El paisaje según José Antonio Quintero

 


 

 

Por Álvaro Mata

El paisaje como motivo en la pintura venezolana se remonta al siglo XIX, cuando los llamados “pintores viajeros”, provenientes de Europa -Ferdinand Bellermann, Camille Pisarro o Anton Goering, entre ellos-, visitaron nuestra tierra, registrándola en magníficos apuntes y pinturas. A ellos se sumaría, en los comienzos del XX, figuras como Samys Mutzner o Nicolás Ferdinandov, quienes serían un vivo ejemplo de la pintura a plein air del Valle de Caracas con la gran montaña del Ávila al fondo, que tanto estimularía a los jóvenes del Círculo de Bellas Artes, y a quienes formarían luego la paisajista Escuela de Caracas. En las décadas de los años 40 y 50 el paisajismo se vio opacado por el interés por los temas sociales, derivados del muralismo mexicano, y la posterior llegada de las vanguardias, que calaron hondo en el arte venezolano.

Aplacado el furor vanguardista, y asimilados sus valores estéticos, en los años 70 resurge el interés por el paisaje, esta vez desde un lenguaje pictórico poco convencional, conocido como el “Nuevo paisajismo” del arte venezolano. José Antonio Quintero fue uno de sus representantes más destacados.

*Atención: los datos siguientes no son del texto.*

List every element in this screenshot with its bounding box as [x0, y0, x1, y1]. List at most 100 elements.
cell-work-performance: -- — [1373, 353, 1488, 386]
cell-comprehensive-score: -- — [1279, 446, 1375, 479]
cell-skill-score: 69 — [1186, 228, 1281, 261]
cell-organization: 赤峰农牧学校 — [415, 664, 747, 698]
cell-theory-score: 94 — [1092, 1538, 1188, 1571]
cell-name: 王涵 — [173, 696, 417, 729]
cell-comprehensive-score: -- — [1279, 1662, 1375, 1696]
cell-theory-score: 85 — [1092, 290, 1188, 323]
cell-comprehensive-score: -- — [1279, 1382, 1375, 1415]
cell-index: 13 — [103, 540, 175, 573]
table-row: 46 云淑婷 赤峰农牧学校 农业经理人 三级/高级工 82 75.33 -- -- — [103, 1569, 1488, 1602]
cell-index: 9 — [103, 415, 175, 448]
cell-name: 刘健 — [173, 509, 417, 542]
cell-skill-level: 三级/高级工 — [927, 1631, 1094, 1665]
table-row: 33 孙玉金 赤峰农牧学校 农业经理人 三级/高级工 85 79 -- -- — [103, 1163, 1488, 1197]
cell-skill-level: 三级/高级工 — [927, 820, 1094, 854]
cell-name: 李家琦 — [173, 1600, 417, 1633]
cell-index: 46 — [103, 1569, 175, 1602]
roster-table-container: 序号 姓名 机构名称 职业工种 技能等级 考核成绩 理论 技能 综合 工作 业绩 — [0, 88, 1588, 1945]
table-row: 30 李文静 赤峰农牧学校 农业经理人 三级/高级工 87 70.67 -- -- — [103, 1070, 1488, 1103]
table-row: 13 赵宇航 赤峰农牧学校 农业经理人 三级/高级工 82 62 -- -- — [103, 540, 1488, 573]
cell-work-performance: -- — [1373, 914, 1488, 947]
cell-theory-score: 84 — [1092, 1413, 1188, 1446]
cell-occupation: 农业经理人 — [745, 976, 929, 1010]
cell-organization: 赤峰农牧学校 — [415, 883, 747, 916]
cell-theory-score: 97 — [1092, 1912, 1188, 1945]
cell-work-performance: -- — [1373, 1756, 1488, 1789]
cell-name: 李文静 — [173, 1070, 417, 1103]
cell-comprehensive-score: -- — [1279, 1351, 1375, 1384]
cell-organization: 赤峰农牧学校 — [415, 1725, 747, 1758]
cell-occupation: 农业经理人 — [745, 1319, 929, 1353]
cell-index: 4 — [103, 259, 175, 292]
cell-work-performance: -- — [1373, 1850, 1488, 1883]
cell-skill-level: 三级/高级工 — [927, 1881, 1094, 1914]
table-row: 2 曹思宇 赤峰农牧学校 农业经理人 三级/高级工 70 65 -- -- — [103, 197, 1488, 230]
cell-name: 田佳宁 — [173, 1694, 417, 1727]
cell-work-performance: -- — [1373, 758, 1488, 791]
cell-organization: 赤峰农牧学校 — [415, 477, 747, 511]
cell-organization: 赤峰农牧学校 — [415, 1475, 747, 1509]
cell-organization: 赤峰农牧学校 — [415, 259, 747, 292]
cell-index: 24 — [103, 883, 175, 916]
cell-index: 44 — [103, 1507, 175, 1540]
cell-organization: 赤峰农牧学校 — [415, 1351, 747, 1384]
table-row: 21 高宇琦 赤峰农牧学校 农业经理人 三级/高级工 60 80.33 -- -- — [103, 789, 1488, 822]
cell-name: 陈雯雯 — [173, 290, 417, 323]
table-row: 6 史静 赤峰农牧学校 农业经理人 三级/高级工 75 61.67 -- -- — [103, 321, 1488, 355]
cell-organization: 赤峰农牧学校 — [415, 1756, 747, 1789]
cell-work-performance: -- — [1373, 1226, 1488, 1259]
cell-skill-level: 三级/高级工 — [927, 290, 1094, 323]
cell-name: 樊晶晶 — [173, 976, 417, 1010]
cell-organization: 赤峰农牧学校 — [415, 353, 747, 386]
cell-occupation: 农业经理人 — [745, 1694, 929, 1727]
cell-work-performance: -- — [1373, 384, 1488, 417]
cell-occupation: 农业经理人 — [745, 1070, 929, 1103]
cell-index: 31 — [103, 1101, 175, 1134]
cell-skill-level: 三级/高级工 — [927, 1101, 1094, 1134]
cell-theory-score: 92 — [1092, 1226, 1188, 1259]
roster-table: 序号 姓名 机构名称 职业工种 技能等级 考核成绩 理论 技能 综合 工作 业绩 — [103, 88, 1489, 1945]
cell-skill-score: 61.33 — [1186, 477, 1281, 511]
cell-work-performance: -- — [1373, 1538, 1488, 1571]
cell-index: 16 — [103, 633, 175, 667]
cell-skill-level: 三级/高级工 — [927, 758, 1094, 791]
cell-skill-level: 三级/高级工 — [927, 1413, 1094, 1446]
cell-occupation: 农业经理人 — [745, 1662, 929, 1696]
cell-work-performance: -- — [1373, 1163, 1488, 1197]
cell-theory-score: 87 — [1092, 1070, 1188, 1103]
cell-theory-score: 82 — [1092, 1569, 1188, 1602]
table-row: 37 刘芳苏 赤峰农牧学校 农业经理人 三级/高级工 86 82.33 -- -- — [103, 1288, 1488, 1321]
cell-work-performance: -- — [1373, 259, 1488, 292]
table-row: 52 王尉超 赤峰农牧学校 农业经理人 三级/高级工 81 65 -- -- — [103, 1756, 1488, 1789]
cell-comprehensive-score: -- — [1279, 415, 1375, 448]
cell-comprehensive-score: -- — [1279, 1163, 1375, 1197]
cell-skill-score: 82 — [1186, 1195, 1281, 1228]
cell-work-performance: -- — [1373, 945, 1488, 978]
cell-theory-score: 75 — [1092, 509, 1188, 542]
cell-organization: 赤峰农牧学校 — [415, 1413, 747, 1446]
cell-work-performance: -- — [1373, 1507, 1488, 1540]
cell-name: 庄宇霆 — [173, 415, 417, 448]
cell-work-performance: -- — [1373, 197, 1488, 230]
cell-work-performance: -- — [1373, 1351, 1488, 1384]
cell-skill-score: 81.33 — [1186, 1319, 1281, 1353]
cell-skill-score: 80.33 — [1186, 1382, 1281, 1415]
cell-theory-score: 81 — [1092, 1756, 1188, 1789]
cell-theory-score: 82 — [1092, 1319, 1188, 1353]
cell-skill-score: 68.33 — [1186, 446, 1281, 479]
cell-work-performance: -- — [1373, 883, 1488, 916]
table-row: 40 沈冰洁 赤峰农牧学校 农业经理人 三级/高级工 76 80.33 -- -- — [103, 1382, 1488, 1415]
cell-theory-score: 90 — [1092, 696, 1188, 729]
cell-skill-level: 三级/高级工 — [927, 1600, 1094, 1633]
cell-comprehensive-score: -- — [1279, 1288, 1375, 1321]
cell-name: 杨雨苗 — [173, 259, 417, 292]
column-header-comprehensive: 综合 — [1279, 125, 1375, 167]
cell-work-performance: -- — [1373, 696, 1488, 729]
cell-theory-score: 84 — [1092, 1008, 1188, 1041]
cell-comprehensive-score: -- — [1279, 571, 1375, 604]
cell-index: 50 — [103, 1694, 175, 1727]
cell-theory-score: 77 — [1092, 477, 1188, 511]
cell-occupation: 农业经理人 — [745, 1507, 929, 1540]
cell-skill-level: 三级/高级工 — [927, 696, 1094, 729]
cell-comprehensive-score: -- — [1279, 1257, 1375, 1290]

Caraqueño nacido en 1946, Quintero estudió arte puro en la Escuela Cristóbal Rojas y diseño gráfico en el Instituto Neumann. Armado con estos insumos, abordó el paisaje con óleos, acuarelas y serigrafías que muestran trazos gestuales, pinceladas libres y un asombroso juego cromático que vendría a constituir un sello inconfundible de su trabajo. En sus telas los colores danzan en ondulaciones rítmicas, remolinos y curvaturas que nos hacen presentir la frescura de un suave viento que mece la hierba y transforma las nubes.

Quintero pinta la ciudad y sus autopistas, la montaña y sus flores, pero no de una forma realista sino “libre y espontánea”, según decía. Y agregaba: El “paisaje puede ser existente, o sea que constituye un hecho geográfico verdadero, imponiéndose en este caso la traducción de la realidad a través de la idea, el dibujo y el color; o por el contrario, puede ser un paisaje de la imaginación, compuesto por los diferentes elementos que reposan en la memoria, esperando solamente el momento de realización”.

Enamorado del Ávila, de la que residía a poca distancia y estudiaba con minuciosidad, José Antonio Quintero pintó paisajes hasta el final de sus días, en un sostenido e íntimo diálogo con la naturaleza, creando una obra de aparente sencillez que evoca la poesía de una ciudad que, aunque a ratos infernal, ejerce un fuerte magnetismo sobre quienes la habitamos.